Among the pieces inside the gallery is a spectacular art nouveau fireplace of brass and inlaid wood with glass-doored cabinets. The piece is 10 1/2 feet long and by the French designer Leon Benouville, and, like most exuberant art nouveau, decorated as a piece of sculpture; the inlaid surface is reminiscent of a painting, and the piece is useful as furniture. The tag is $42,500.
For the last five years, Gary and Janet Calderwood have been supplying a number of Manhattan dealers and collectors with art nouveau and art deco furniture from their shop at Seventh and South Streets and their warehouse at 21st and Hamilton.
They opened their new 17th Street gallery, directly across from the Warwick Hotel, on Dec. 1. It is their dream come true. "We tried to rent the space five years ago when we took the South Street store," said Janet Calderwood, 40.
"This space was vacant for a long time while the owner tried to get a zoning variance to build an entrance to the adjacent parking garage. I was driving by one day last fall and noticed a for-rent sign, and we got in touch with the agent immediately. It is a perfect space - dark so that sunlight will not bleach the fine woods."
Business has been good.
"Of the six pieces of Giacometti furniture we had when we opened, we sold all but the two chairs," she said.
In Paris last month, Gary Calderwood, 42, bought two more pieces of Giacometti cast bronze furniture, a bibliotheque (bookshelf) and a large, square coffee table, and the Calderwoods expect their acquisitions to arrive soon.
The Calderwoods have been buying French furniture for 20 years. They furnished their house in University City with pieces by Louis Majorelle, Benouville, de Feure and Leon Jallot - and then they became dealers. "We had to become dealers to support our collection," said Janet Calderwood. "We would buy three pieces and sell two in order to afford to keep one.
"Five years ago, when we went to the banks to borrow money to start this business, the bankers said, nobody in Philadelphia will buy this furniture," she remembered. "We said, no one is offering it to them here, they are going to New York to buy it. Now people come from many cities to buy from us and almost 30 percent of our business is with Philadelphians."
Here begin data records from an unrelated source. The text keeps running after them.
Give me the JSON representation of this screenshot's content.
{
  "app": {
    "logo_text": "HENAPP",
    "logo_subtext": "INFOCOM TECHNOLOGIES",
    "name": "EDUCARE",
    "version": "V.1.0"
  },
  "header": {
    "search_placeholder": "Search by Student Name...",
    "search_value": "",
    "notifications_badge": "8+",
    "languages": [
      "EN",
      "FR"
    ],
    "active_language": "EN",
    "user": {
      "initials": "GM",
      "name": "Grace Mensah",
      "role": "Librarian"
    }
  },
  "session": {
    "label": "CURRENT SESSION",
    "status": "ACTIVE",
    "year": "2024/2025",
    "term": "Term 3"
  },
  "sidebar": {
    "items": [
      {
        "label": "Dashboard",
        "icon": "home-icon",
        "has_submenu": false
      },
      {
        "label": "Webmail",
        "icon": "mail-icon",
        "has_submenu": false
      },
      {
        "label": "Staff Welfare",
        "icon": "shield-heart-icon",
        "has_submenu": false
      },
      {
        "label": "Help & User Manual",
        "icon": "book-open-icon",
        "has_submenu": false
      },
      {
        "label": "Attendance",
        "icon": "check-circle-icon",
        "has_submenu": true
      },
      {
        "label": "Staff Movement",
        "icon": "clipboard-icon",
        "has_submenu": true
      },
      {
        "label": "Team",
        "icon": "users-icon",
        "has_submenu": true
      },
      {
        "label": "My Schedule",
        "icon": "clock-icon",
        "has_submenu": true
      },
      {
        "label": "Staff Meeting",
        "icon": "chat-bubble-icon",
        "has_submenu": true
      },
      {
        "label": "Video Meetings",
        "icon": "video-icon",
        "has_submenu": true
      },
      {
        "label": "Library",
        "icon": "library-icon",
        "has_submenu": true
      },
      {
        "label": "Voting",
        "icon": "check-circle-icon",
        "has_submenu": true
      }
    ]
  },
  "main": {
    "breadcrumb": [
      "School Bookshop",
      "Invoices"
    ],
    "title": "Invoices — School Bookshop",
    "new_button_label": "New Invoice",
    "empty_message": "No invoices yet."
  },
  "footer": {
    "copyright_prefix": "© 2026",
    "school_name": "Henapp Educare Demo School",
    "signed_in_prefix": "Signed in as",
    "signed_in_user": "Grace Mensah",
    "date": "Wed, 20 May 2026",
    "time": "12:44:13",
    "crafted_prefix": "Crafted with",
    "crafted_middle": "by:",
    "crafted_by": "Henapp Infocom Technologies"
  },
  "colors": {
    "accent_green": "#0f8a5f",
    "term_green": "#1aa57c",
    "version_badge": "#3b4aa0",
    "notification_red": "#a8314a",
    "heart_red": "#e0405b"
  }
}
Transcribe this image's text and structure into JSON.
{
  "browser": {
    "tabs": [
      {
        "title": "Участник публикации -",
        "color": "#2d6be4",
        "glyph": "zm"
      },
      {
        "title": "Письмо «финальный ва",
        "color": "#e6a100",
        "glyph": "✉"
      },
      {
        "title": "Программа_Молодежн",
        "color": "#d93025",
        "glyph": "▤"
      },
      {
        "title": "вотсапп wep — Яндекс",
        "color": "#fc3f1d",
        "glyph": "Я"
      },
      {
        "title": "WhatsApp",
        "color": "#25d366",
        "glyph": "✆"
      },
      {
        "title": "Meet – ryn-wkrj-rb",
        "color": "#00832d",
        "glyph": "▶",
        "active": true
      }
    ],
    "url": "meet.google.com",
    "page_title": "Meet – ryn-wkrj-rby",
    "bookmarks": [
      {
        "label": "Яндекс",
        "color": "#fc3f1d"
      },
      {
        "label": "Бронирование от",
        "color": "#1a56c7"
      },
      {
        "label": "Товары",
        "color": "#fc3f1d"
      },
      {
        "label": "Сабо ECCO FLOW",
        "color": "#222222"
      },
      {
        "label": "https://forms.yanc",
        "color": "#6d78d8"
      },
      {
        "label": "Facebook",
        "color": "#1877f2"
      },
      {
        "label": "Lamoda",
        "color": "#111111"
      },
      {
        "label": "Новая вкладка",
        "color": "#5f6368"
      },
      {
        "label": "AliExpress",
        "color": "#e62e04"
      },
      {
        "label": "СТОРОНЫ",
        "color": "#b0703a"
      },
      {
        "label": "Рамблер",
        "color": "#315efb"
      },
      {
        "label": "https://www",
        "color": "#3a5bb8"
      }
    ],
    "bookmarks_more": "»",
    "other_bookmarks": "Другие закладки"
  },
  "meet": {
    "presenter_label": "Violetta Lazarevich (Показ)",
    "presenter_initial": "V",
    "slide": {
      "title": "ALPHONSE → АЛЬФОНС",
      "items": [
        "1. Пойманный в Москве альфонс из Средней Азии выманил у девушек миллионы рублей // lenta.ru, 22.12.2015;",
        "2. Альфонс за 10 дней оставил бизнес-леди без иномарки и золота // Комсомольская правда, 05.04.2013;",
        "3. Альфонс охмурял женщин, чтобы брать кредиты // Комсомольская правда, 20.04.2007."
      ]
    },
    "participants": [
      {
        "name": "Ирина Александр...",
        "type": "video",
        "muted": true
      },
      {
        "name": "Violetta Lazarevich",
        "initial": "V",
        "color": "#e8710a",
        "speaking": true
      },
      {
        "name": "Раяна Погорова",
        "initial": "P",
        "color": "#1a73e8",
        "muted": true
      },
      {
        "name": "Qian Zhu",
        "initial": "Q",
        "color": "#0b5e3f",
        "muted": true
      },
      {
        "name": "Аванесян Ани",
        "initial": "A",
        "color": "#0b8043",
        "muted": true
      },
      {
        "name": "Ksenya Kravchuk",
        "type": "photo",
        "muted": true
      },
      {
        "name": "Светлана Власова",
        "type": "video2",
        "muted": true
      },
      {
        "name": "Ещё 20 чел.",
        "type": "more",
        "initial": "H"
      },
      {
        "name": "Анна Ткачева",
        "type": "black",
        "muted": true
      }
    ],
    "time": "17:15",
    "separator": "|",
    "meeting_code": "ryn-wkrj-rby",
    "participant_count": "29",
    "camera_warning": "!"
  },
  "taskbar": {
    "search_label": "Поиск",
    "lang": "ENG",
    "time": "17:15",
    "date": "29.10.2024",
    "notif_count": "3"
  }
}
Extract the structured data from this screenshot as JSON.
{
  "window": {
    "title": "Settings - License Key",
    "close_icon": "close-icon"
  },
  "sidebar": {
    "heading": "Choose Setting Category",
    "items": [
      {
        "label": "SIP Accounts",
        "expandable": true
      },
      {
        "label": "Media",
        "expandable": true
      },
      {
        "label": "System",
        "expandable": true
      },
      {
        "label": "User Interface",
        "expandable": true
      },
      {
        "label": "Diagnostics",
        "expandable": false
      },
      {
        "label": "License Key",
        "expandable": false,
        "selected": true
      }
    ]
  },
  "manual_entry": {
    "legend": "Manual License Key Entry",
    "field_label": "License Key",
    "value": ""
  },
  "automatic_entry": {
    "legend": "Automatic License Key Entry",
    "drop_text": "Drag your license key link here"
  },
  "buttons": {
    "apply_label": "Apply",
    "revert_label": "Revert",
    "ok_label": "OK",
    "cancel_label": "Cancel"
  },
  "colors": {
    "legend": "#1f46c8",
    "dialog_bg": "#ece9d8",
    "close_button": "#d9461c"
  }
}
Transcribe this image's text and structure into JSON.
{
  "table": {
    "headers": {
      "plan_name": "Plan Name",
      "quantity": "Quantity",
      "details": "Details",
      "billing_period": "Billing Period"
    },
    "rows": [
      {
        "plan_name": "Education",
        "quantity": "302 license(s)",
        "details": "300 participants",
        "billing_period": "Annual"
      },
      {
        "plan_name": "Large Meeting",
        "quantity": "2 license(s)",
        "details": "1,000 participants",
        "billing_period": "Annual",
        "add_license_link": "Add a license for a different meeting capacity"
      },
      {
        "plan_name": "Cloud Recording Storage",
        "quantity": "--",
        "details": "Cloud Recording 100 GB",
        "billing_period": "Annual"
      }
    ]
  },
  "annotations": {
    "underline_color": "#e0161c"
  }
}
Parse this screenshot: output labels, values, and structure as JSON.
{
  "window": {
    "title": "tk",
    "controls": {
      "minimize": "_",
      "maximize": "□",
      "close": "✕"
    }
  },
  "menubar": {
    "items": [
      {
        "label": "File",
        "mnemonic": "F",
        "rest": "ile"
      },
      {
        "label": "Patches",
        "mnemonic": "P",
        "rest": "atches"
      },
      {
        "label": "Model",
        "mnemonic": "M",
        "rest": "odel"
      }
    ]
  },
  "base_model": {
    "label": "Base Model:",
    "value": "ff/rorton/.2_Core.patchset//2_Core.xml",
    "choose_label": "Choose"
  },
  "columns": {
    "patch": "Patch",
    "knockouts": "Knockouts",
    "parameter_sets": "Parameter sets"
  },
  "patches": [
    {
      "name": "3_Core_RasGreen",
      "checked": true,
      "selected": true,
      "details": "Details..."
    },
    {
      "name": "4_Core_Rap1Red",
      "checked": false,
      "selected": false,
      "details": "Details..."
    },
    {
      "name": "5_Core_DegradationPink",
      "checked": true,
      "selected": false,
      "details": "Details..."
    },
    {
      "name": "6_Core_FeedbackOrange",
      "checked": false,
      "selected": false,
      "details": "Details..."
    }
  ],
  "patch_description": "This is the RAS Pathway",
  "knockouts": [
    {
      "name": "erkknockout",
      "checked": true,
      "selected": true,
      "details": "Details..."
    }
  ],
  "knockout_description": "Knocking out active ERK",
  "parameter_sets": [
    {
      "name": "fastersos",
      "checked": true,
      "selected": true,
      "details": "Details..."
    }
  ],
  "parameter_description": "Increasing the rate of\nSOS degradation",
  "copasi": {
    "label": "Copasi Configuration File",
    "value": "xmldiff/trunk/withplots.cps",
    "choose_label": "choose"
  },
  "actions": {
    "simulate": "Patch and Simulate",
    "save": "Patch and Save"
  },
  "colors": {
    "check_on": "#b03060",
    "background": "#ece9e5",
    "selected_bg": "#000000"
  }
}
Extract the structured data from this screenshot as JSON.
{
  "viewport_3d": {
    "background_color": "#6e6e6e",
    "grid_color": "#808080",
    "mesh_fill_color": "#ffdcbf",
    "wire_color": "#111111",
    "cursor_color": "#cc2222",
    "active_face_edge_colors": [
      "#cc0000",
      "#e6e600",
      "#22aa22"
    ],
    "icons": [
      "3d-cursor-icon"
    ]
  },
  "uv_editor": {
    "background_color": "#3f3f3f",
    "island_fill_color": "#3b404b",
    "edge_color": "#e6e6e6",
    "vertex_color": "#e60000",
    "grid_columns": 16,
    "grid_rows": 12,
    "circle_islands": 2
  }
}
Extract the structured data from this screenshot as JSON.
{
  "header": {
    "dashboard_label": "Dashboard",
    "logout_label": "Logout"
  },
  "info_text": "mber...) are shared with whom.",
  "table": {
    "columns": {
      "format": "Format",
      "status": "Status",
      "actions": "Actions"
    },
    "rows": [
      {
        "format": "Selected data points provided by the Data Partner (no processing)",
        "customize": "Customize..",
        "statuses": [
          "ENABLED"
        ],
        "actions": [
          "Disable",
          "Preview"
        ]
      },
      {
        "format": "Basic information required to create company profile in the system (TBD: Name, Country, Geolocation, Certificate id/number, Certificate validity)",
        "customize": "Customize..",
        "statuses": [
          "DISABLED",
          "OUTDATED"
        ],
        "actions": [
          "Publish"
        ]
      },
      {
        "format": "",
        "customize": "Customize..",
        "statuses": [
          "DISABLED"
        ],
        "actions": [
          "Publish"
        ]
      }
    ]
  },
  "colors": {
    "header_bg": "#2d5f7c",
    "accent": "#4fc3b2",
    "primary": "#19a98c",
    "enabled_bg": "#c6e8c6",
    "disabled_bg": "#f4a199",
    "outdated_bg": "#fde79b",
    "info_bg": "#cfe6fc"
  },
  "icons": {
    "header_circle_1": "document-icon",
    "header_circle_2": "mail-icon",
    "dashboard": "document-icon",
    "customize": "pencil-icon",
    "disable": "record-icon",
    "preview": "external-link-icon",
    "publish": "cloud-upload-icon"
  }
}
Jallot, Jules Leleu and Andre Arbus, along with the better-known Jacques Emile Ruhlmann and Majorelle, are not yet household names here - like Thomas Chippendale and Duncan Phyfe - but their furniture is just as luxurious, elegant and well-made in the same grand tradition of cabinetmaking.
As accessories, the Calderwoods stock German pewter, French silver plate, French posters, sculpture and a few American chrome desk lamps. Hours are 11 a.m. to 6 p.m. Tuesday through Saturday, or by appointment. Call 732-9444.
Calderwood Gallery is not the only place in Philadelphia to find 20th- century French furniture. Robert Aibel's Moderne gallery, 41 N. Second St., across from Christ Church, offers primarily French art deco furniture and lighting, some American art pottery and posters of the two decades from 1920 to 1940.
If Calderwood is like a Madison Avenue gallery, then Moderne is reminiscent of galleries in SoHo. Aibel, a professor of communications and film at Drexel University and the University of Pennsylvania, runs Moderne in his spare time. He worked from an adjacent warehouse for two years before opening his storefront shop a year ago.
Art deco French furniture is not inexpensive, even in the lower rent district. A rosewood and sycamore vanity/desk with a lacquered parchment top, chrome drawer-pulls and a matching chair, by Jacques Adnet, cost $11,000; an iron console with stylized floral designs and a marble top by Edgar Brandt is $14,500; a simple rosewood buffet, a classic art deco form by DIM, (Decoration Interieure Moderne), the decorating firm established by Rene Joubert and Philippe Petit, also sells for $14,500.
Hours at Moderne are noon to 6 p.m Thursday and Friday, noon to 5 p.m. Saturday and by appointment. Call 923-8536.
SHOWS New York Winter Antiques Show, Seventh Regiment Armory, 67th Street and Park Avenue, 11 a.m. to 9 p.m. today and tomorrow, 1-6 p.m. Sunday
SALES (In New York unless indicated) Americana, Sotheby's, 10:15 a.m. and 2 p.m. today and tomorrow * Antiques, furniture and clocks, Conestoga Auction Co., Manheim, Graystone Rd., west of Route 72 and 7 miles north of Lancaster, 9 a.m. tomorrow * English and Continental Furniture and Decorations, Christie's, 10 a.m. and 2 p.m. tomorrow * English and Continental furniture, decorations and paintings, Doyle, 10 a.m. Wednesday.